Christoph Dahlhausen
Bernard Gilbert

O3.11.2019 – 12.01.2020

Vernissage le dimanche 3 novembre 2019 de 15 h à 18 h 30
Opening Sunday, November 3, 2019 from 15 :00 to 18:30 hrs
 

Du jeudi au dimanche
de 14h à 18h30
ou sur rendez-vous

From Thursday till Sunday
from 2 pm till 6.30 pm
or by appointment

  

La galerie Triangle Bleu est heureuse de réunir pour la première fois deux artistes qui, malgré des techniques d’expression différentes, proposent chacun une œuvre centrée sur la couleur et l’espace.

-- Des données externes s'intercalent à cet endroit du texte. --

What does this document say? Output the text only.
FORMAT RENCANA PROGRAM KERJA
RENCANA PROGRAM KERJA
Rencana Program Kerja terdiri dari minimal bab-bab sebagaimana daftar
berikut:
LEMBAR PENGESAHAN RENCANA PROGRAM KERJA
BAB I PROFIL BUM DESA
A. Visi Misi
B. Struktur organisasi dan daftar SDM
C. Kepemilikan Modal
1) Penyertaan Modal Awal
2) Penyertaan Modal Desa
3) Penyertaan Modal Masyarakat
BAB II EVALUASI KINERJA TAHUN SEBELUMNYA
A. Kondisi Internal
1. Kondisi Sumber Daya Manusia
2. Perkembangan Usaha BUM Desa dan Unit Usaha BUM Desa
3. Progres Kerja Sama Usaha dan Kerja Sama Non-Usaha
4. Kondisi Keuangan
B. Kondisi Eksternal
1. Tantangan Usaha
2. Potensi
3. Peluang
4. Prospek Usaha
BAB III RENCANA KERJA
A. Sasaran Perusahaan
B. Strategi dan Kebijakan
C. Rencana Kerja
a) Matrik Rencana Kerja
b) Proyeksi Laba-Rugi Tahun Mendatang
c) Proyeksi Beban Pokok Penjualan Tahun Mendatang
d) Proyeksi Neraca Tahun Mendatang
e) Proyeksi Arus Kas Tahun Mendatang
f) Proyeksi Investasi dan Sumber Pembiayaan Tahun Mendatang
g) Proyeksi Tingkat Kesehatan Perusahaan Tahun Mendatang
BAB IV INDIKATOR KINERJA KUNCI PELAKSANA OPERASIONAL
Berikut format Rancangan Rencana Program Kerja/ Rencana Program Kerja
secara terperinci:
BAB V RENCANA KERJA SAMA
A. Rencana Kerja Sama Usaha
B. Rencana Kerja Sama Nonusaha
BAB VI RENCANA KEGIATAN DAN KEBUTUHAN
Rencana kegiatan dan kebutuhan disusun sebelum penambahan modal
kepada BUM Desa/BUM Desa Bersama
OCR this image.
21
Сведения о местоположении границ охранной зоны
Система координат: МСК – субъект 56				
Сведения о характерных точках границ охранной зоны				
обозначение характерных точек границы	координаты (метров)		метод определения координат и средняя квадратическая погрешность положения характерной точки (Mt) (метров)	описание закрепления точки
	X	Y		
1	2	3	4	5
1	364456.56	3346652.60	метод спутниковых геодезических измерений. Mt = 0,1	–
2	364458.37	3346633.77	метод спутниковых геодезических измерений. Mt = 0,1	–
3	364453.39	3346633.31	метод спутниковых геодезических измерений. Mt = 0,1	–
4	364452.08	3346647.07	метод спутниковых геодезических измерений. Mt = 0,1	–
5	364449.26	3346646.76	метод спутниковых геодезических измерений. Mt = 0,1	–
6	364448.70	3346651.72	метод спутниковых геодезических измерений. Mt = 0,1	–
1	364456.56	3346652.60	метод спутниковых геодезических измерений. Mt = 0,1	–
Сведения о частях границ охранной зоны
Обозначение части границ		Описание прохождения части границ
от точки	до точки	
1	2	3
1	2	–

Christoph Dahlhausen (Bonn, Allemagne, 1960) concentre son travail, depuis 1990, sur la lumière, la couleur et l’espace. Il a commencé comme peintre, mais s’est de suite orienté vers l’élémentarisation radicale du processus de peinture. Comme l’écrit Stephan Berg, quand il a découvert que le bord inférieur du châssis qui émettait une lumière colorée le fascinait plus que la peinture sur la toile elle-même, le chemin était ouvert pour son exploration spécifique sans peinture des principes fondamentaux de la peinture en matière de couleur et de lumière et de leur interaction avec l’espace environnant. Depuis lors, Dahlhausen a exclusivement utilisé des éléments du monde froid des objets à connotation industrielle et fonctionnelle, les déployant largement comme des ready-mades afin de manifester l’évidence non-scientifique de la lumière.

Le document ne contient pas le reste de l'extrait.